Wildcats praise alternative transportation
Upon arriving on campus in the late morning, some students find themselves patrolling the parking lots for a spot, or even following other students who are walking to their car. While all this is going on, some students are arriving on campus without the parking woes.
Jose Cortes, a Weber State University junior studying art, said he rides the bus from Clearfield because driving would be a waste of gas. Even though he has to wake up to catch the bus at 7:30 a.m. in order to be at school for an 8:30 a.m. class, he said it’s less expensive.
Michael Ropp, a WSU freshman in musical theater, also rides the bus for an hour to get to campus for an early class, his reason being that his car is broken. David Harrison, a WSU junior in English, gave a similar reason as to why he rides the bus to get to campus in the morning.

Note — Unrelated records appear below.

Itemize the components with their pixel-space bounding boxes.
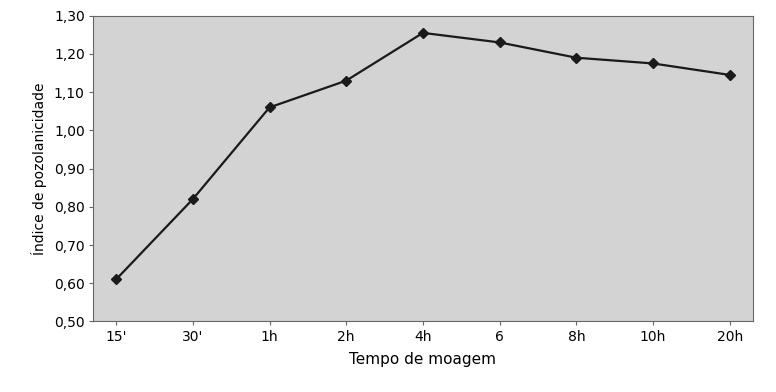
Y-axis label: Índice de pozolanicidade: Índice de pozolanicidade <box>31 82 47 255</box>
X-axis label: Tempo de moagem: Tempo de moagem <box>349 352 497 367</box>
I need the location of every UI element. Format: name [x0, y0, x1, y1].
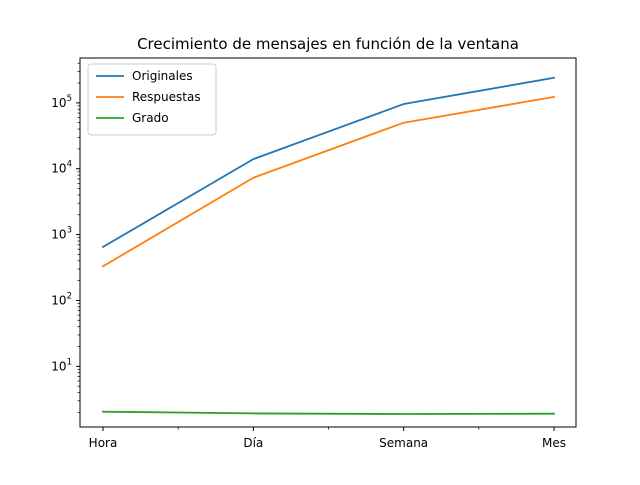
axes-layer: Hora Día Semana Mes 101 102 103 104 105	[51, 57, 577, 450]
series-layer	[101, 76, 556, 415]
y-tick-label: 103	[51, 226, 72, 242]
y-tick-label: 101	[51, 357, 72, 373]
plot-frame	[79, 57, 577, 428]
chart-title: Crecimiento de mensajes en función de la…	[137, 35, 519, 53]
series-line-originales	[101, 76, 556, 249]
x-tick-label: Hora	[89, 436, 118, 450]
x-tick-label: Día	[243, 436, 263, 450]
y-tick-label: 104	[51, 160, 72, 176]
legend: Originales Respuestas Grado	[87, 63, 217, 136]
legend-label: Grado	[132, 111, 169, 125]
y-tick-label: 105	[51, 94, 72, 110]
series-line-grado	[102, 410, 555, 415]
y-tick-label: 102	[51, 291, 72, 307]
x-tick-label: Semana	[379, 436, 428, 450]
series-line-respuestas	[101, 95, 556, 268]
legend-label: Originales	[132, 69, 193, 83]
legend-label: Respuestas	[132, 90, 201, 104]
x-tick-label: Mes	[542, 436, 566, 450]
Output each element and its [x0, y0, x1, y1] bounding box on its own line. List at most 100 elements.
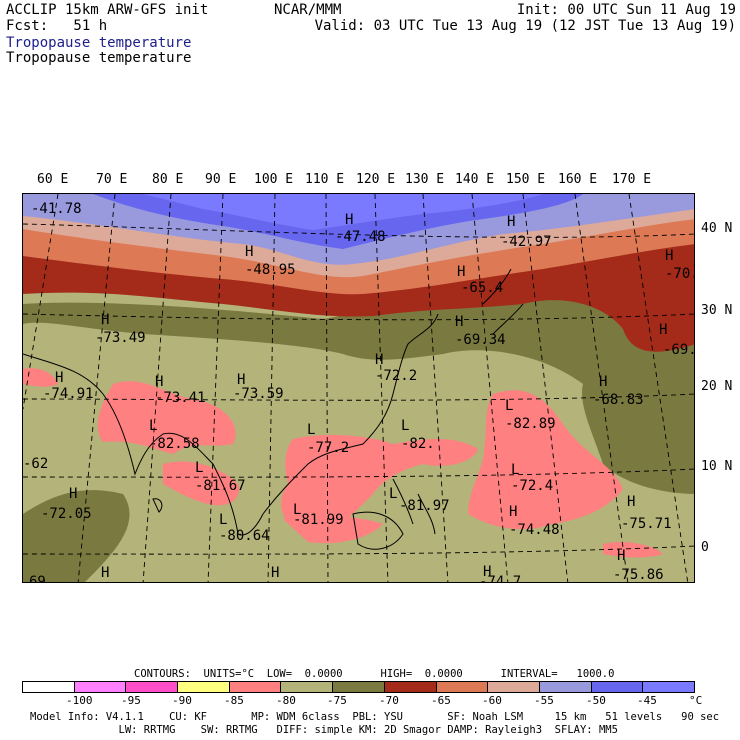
extremum-mark: H	[507, 214, 515, 230]
parallel-line	[23, 313, 694, 321]
meridian-line	[325, 194, 329, 582]
colorbar-tick: -85	[224, 694, 244, 707]
parallel-line	[23, 545, 694, 555]
meridian-line	[142, 194, 172, 582]
colorbar-swatch	[436, 682, 489, 692]
colorbar-swatch	[643, 682, 694, 692]
parallel-line	[23, 393, 694, 401]
extremum-mark: H	[55, 370, 63, 386]
lon-label: 80 E	[152, 172, 184, 187]
model-info-line2: LW: RRTMG SW: RRTMG DIFF: simple KM: 2D …	[30, 724, 618, 736]
meridian-line	[574, 194, 629, 582]
colorbar-swatch	[333, 682, 385, 692]
extremum-mark: H	[455, 314, 463, 330]
colorbar-tick: -75	[327, 694, 347, 707]
extremum-value: -73.41	[155, 390, 206, 406]
region-fill-minus80-bay	[163, 461, 239, 506]
extremum-mark: H	[237, 372, 245, 388]
extremum-value: -65.4	[461, 280, 503, 296]
extremum-value: -82.89	[505, 416, 556, 432]
colorbar-swatch	[23, 682, 75, 692]
extremum-value: -48.95	[245, 262, 296, 278]
lon-label: 140 E	[455, 172, 495, 187]
extremum-mark: H	[665, 248, 673, 264]
coastline-borneo	[352, 511, 404, 550]
extremum-value: -82.	[401, 436, 435, 452]
colorbar-tick: -60	[482, 694, 502, 707]
extremum-mark: H	[659, 322, 667, 338]
colorbar-tick: -50	[586, 694, 606, 707]
colorbar-swatch	[126, 682, 179, 692]
meridian-line	[471, 194, 509, 582]
region-fill-minus80-scs	[281, 434, 478, 539]
map-canvas: H H H H H H H H H H H H H L L L L L L H …	[23, 194, 695, 583]
extremum-value: -74.91	[43, 386, 94, 402]
lon-label: 120 E	[356, 172, 396, 187]
extremum-value: -47.48	[335, 229, 386, 245]
coastline-india	[23, 353, 264, 536]
region-fill-minus80-pacific	[468, 390, 623, 530]
extremum-value: -75.86	[613, 567, 664, 583]
extremum-value: -82.58	[149, 436, 200, 452]
coastline-sri-lanka	[152, 498, 163, 513]
extremum-value: -70.	[665, 266, 695, 282]
organization-label: NCAR/MMM	[274, 2, 342, 18]
extremum-mark: H	[457, 264, 465, 280]
extremum-value: -73.49	[95, 330, 146, 346]
extremum-value: 69	[29, 574, 46, 583]
extremum-mark: L	[401, 418, 409, 434]
parallel-line	[23, 223, 694, 238]
lon-label: 70 E	[96, 172, 128, 187]
extremum-mark: H	[271, 565, 279, 581]
colorbar-tick: -45	[637, 694, 657, 707]
extremum-mark: H	[101, 312, 109, 328]
colorbar-tick: -100	[66, 694, 93, 707]
lat-label: 40 N	[701, 221, 733, 236]
extremum-value: -74.48	[509, 522, 560, 538]
region-fill-minus70	[23, 269, 694, 408]
lon-label: 150 E	[506, 172, 546, 187]
extremum-mark: L	[219, 512, 227, 528]
extremum-mark: L	[307, 422, 315, 438]
region-fill-minus60	[23, 214, 694, 295]
extremum-value: -62	[23, 456, 48, 472]
lat-label: 20 N	[701, 379, 733, 394]
meridian-line	[207, 194, 224, 582]
graticule	[23, 194, 694, 582]
extremum-mark: L	[389, 486, 397, 502]
extremum-value: -72.4	[511, 478, 553, 494]
extremum-value: -80.64	[219, 528, 270, 544]
meridian-line	[374, 194, 389, 582]
meridian-line	[77, 194, 116, 582]
extremum-value: -72.2	[375, 368, 417, 384]
lat-label: 30 N	[701, 303, 733, 318]
meridian-line	[267, 194, 276, 582]
meridian-line	[628, 194, 689, 582]
extremum-mark: H	[483, 564, 491, 580]
model-title: ACCLIP 15km ARW-GFS init	[6, 2, 209, 18]
extremum-value: -41.78	[31, 201, 82, 217]
extremum-mark: H	[599, 374, 607, 390]
extremum-value: -75.71	[621, 516, 672, 532]
region-fill-minus70-east	[582, 354, 694, 494]
region-fill-minus40	[143, 194, 543, 230]
extremum-value: -74.7	[479, 574, 521, 583]
extremum-value: -68.83	[593, 392, 644, 408]
colorbar-swatch	[488, 682, 540, 692]
extremum-value: -73.59	[233, 386, 284, 402]
extremum-mark: L	[505, 398, 513, 414]
extremum-value: -81.97	[399, 498, 450, 514]
init-time: Init: 00 UTC Sun 11 Aug 19	[516, 2, 736, 18]
coastlines	[23, 268, 524, 550]
colorbar-swatch	[74, 682, 127, 692]
parallel-line	[23, 468, 694, 478]
colorbar-tick: -80	[276, 694, 296, 707]
region-fill-minus70-south	[23, 490, 130, 582]
coastline-philippines	[392, 478, 436, 535]
valid-time: Valid: 03 UTC Tue 13 Aug 19 (12 JST Tue …	[314, 18, 736, 34]
extremum-mark: L	[149, 418, 157, 434]
extremum-value: -42.97	[501, 234, 552, 250]
coastline-japan	[482, 268, 524, 335]
meridian-line	[522, 194, 569, 582]
colorbar-swatch	[591, 682, 644, 692]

“It’s easier and cheaper than buying a car,” he said.
Cortes, Ropp, Harrison and another WSU student, Sean Kosobud, ride the bus every day they have classes on campus. They come from locations as far as Layton and Pleasant View.
Some students don’t travel to campus on the bus every day. Nayab Ashtaq, a WSU student working on her generals, rides the bus on days when the weather is bad. Other students said they ride the bus on days they don’t have to be on campus early because it becomes harder to find parking around midday.
Students aren’t the only ones putting their gas cards away and pulling their bus passes out. Pepper Glass, a professor in the department of sociology and anthropology, also commutes to school using the bus and train systems. Glass lives in Salt Lake City and wakes up at 6:30 a.m. to catch the train into Ogden and then buses up to campus. He does this three or four times a week.
“I’ve only driven — actually it’s only been twice since I moved in June,” Glass said. “So I’m pretty impressed with that.”
Glass said he commutes because, having lived in Los Angeles, he has been commuting for years. He said the only difference between commuting in other cities and commuting in Ogden is that the systems are less crowded.
Glass said riding the train creates a set time for him to do more work. During the hour and so of travel time to campus, he grades papers or reads.
“The train is really nice because you can sit and work,” Glass said. “I can set up my little office and have that while on the train for an hour and a half each day.”
Because the train has a wireless Internet connection, Glass said, he can do the same things on the train as he does in his office on campus.
“It’s like an extension of my office,” he said.
Whether students utilize their free train rides, like Glass does, to get in some studying or do a bit of homework, or are trying to save money by opting to take the bus, many students said they think it’s a better option than driving.